A Green Country group is building life skills while paying respects to veterans who are no longer with us.
With scrub brushes in hand and American flags on their work vests, a team of four is busy at Tulsa's Rose Hill Cemetery making the headstones of veterans and their families look like new again.
“I enjoy it, every minute of it,” said A New Leaf client Kim Lowe. “I like to scrub them extra clean because it gives me a sense of responsibility for what I do.”
Kim Lowe has been part of A New Leaf for a little more than 2 years. It’s a non-profit that helps enhance life skills of those with those developmental disabilities.
“It's given me survival skills, every day life skills,” she said.
“Our whole goal is a pathway to independence and helping our clients to from where they are to the next level,” A New Leaf marketing director Kevin Harper said.
A New Leaf has now teamed up with another non-profit, Shining Honor Project, which works with care-giving organizations to offer patriotic employment opportunities.
“Being able to honor nation's service men and women has such great meaning to them,” said Shining Honor Project Executive Director Erin Wambold.
The workers use the same cleaning materials used at Arlington National Cemetery. Before and after pictures show the transformation.
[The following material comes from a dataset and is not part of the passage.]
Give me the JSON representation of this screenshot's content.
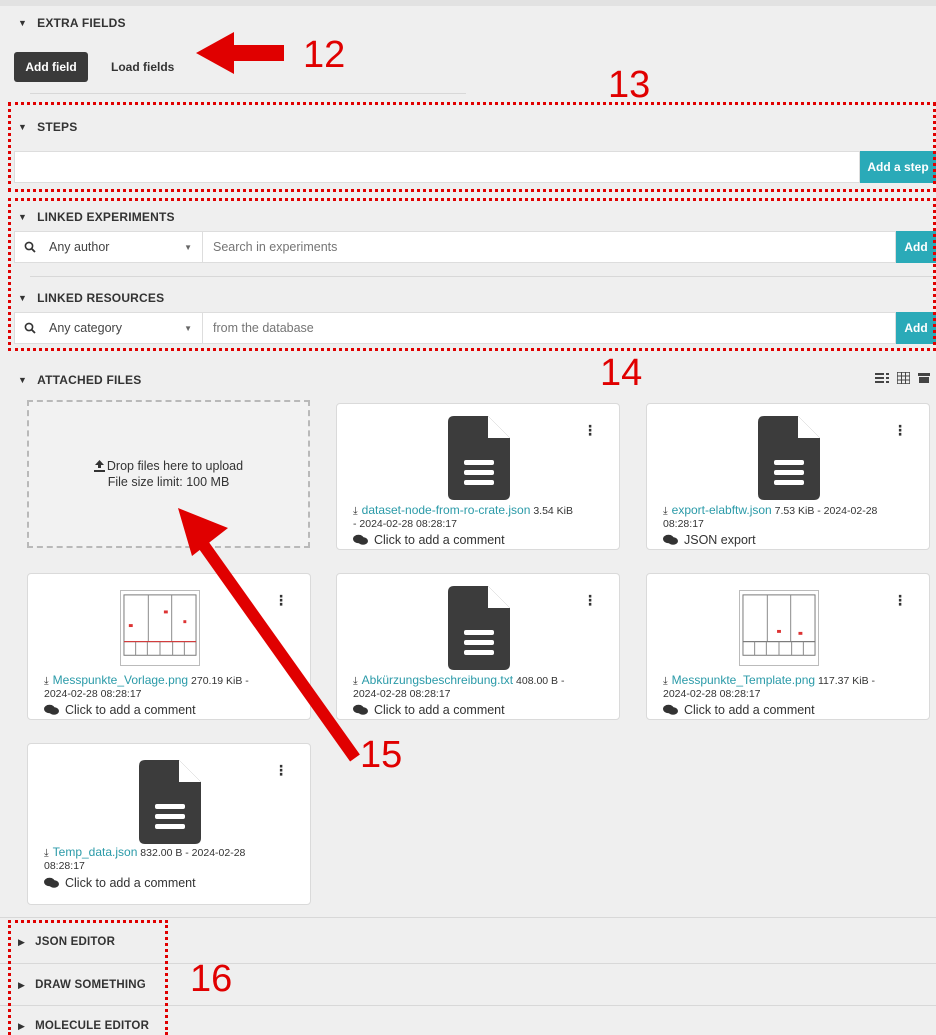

The pictures also show it’s not just a job for the team, it’s an honor.
“Sometimes I pray for them, I may talk to them for a little bit while I'm cleaning them,” Lowe said. “I had an uncle that was in the military, and to me it's just getting to pay respect back to the war veterans and everybody that's fought in the wars.”
Shining Honor Project has cleaned 5,000 veteran headstones in just over two years.